Si l'environnement est la nouvelle religion, Luscious Garage est son nouveau temple. Énergie solaire, matières recyclées, factures numériques: le garage de San Francisco spécialisé dans les voitures hybrides prend son rôle de pionnier au sérieux.

Pour recycler le filtre à air d'une voiture, il faut d'abord découper la membrane en papier à l'aide d'un petit couteau. Ce n'est pas très long, mais ce n'est pas commode, un peu comme laver le pot de beurre d'arachide avant de le balancer au recyclage.

 

«Habituellement, les mécaniciens ne perdent pas leur temps avec ça, explique Carolyn Coquillette en regardant le vieux filtre d'une Toyota Prius. Ils jettent le filtre à la poubelle et passent à autre chose.»

Pas grand-chose ne touche le fond de la poubelle au Luscious Garage. Le plastique est recyclé, tout comme le caoutchouc, le papier et le métal. Des panneaux solaires sur le toit fournissent l'électricité et servent à recharger les voitures. Deux douzaines de plantes vertes aident à purifier l'air.

Les clients qui passent la porte trouvent un piano dans l'entrée et des livres d'Albert Einstein et de Virginia Woolf dans la bibliothèque. Le tapis en caoutchouc dans la salle d'attente est fait de pneus recyclés. Le garage est si propre qu'on pourrait manger par terre.

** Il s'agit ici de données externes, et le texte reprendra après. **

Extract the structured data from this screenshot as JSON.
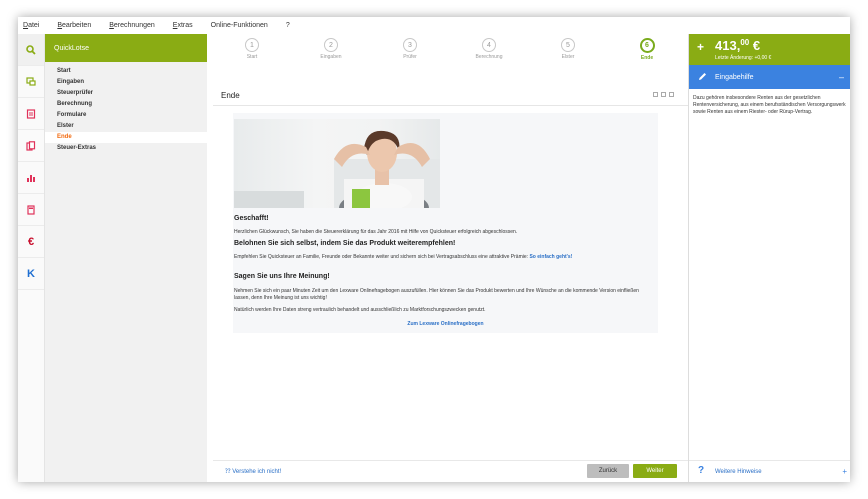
{
  "menu": [
    {
      "first": "D",
      "rest": "atei"
    },
    {
      "first": "B",
      "rest": "earbeiten"
    },
    {
      "first": "B",
      "rest": "erechnungen"
    },
    {
      "first": "E",
      "rest": "xtras"
    },
    {
      "first": "",
      "rest": "Online-Funktionen"
    },
    {
      "first": "",
      "rest": "?"
    }
  ],
  "iconbar": [
    {
      "name": "search-icon",
      "color": "#8aac14"
    },
    {
      "name": "monitor-icon",
      "color": "#8aac14"
    },
    {
      "name": "form-icon",
      "color": "#e0325a"
    },
    {
      "name": "documents-icon",
      "color": "#e0325a"
    },
    {
      "name": "bar-chart-icon",
      "color": "#e0325a"
    },
    {
      "name": "calculator-icon",
      "color": "#e0325a"
    },
    {
      "name": "euro-icon",
      "color": "#c8102e"
    },
    {
      "name": "k-icon",
      "color": "#1f6fd1"
    }
  ],
  "sidebar": {
    "title": "QuickLotse",
    "items": [
      "Start",
      "Eingaben",
      "Steuerprüfer",
      "Berechnung",
      "Formulare",
      "Elster",
      "Ende",
      "Steuer-Extras"
    ],
    "current": 6
  },
  "steps": [
    {
      "n": "1",
      "label": "Start"
    },
    {
      "n": "2",
      "label": "Eingaben"
    },
    {
      "n": "3",
      "label": "Prüfer"
    },
    {
      "n": "4",
      "label": "Berechnung"
    },
    {
      "n": "5",
      "label": "Elster"
    },
    {
      "n": "6",
      "label": "Ende"
    }
  ],
  "active_step": 5,
  "page": {
    "title": "Ende",
    "h1": "Geschafft!",
    "p1": "Herzlichen Glückwunsch, Sie haben die Steuererklärung für das Jahr 2016 mit Hilfe von Quicksteuer erfolgreich abgeschlossen.",
    "h2": "Belohnen Sie sich selbst, indem Sie das Produkt weiterempfehlen!",
    "p2": "Empfehlen Sie Quicksteuer an Familie, Freunde oder Bekannte weiter und sichern sich bei Vertragsabschluss eine attraktive Prämie:",
    "p2_link": "So einfach geht's!",
    "h3": "Sagen Sie uns Ihre Meinung!",
    "p3": "Nehmen Sie sich ein paar Minuten Zeit um den Lexware Onlinefragebogen auszufüllen. Hier können Sie das Produkt bewerten und Ihre Wünsche an die kommende Version einfließen lassen, denn Ihre Meinung ist uns wichtig!",
    "p4": "Natürlich werden Ihre Daten streng vertraulich behandelt und ausschließlich zu Marktforschungszwecken genutzt.",
    "survey_link": "Zum Lexware Onlinefragebogen"
  },
  "footer": {
    "help": "Verstehe ich nicht!",
    "back": "Zurück",
    "next": "Weiter"
  },
  "right": {
    "plus": "+",
    "amount_main": "413,",
    "amount_cents": "00",
    "currency": " €",
    "last_change": "Letzte Änderung: +0,00 €",
    "panel_title": "Eingabehilfe",
    "panel_text": "Dazu gehören insbesondere Renten aus der gesetzlichen Rentenversicherung, aus einem berufsständischen Versorgungswerk sowie Renten aus einem Riester- oder Rürup-Vertrag.",
    "more_help": "Weitere Hinweise"
  },
  "colors": {
    "accent": "#8aac14",
    "orange": "#f26a0f",
    "blue": "#3b82e0"
  }
}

Au centre-ville de San Francisco, il est l'un des rares à se spécialiser dans l'entretien des voitures hybrides.

Or, la véritable vocation de l'endroit est plus pointue encore: convertir les voitures hybrides en hybrides rechargeables. Cette technologie est appelée à prendre de l'expansion: le président désigné Barack Obama veut voir 1 million de voitures hybrides rechargeables sur les routes d'ici à 2015.

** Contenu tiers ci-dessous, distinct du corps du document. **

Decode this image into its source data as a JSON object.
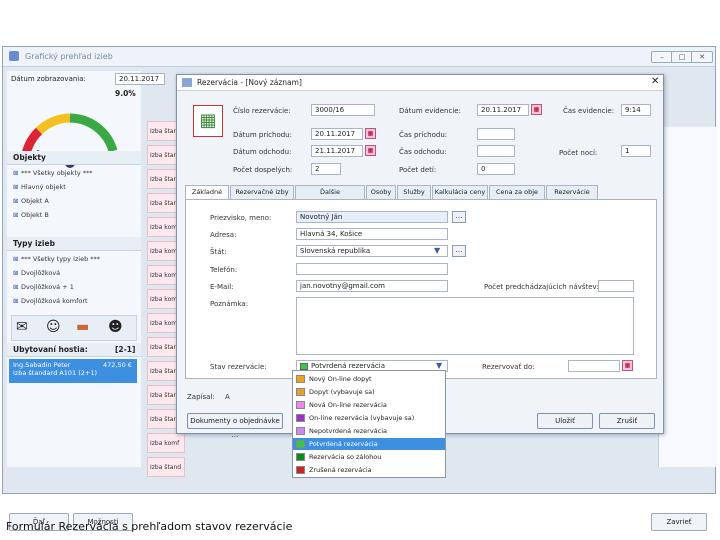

«Nous croyons que nous sommes au début de la vague, explique Mme Coquillette. Nous espérons voir de plus en plus de garages comme le nôtre dans les prochaines années.»

Factures par courriel

Le mouvement écologiste a transformé bien des industries au fil des ans. Mais les garages semblaient immunisés. À part le recyclage des pneus et des huiles usées, ils demeurent surtout des endroits où le gros bon sens passe avant les considérations environnementales.

Carolyn Coquillette est une femme énergique aux cheveux noirs et aux yeux bleus perçants. Titulaire d'un bac en physique, elle a appris la mécanique automobile il y a plusieurs années, après avoir réalisé avec irritation qu'elle était incapable de réparer le moteur de sa propre voiture.

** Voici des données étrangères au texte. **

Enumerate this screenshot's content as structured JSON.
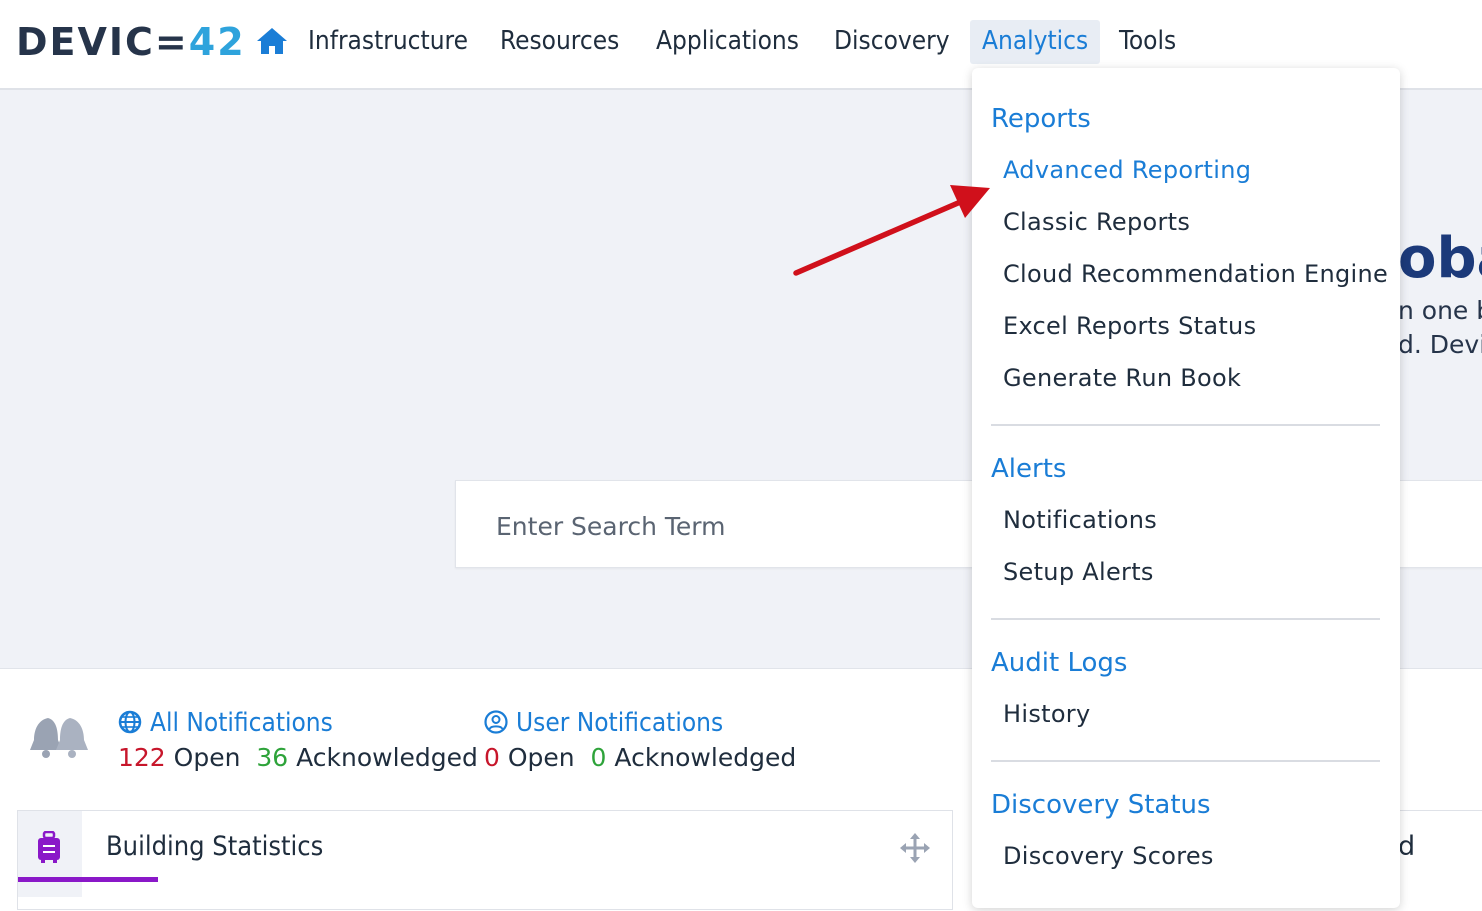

Depuis, elle s'est intéressée aux voitures hybrides, extrêmement populaires en Californie. Plus de 70 000 Toyota Prius ont été vendues dans la région de San Francisco, la plus grande concentration de véhicules hybrides aux États-Unis.

«Les voitures hybrides sont très différentes des voitures traditionnelles, dit-elle. J'ai voulu créer un garage aussi différent. J'ai voulu briser le moule.»

Mme Coquillette a aménagé son entreprise avec un soin maniaque. Les planchers de béton sont recouverts d'un vernis sans époxy. L'entreprise n'utilise pas de papier - les clients approuvent l'estimation en se faisant prendre en photo avec un petit tableau sur lequel est inscrit le prix. La photo est jointe à la facture, que les clients reçoivent par courriel.

Son garage - de loin le plus écolo d'Amérique, peut-être du mond - fabrique même son propre liquide lave-glace à base d'eau et de vinaigre. «Le hic, c'est que ça sent le vinaigre quand on nettoie le pare-brise, dit-elle. Mais le produit est complètement naturel.»

Pour rendre rechargeables les voitures hybrides, Mme Coquillette et son équipe installent une batterie dans le coffre. Rechargeable en une nuit au moyen d'un fil électrique, cette batterie supplémentaire donne une autonomie de 15 à 25km avant que le moteur à essence ne prenne la relève.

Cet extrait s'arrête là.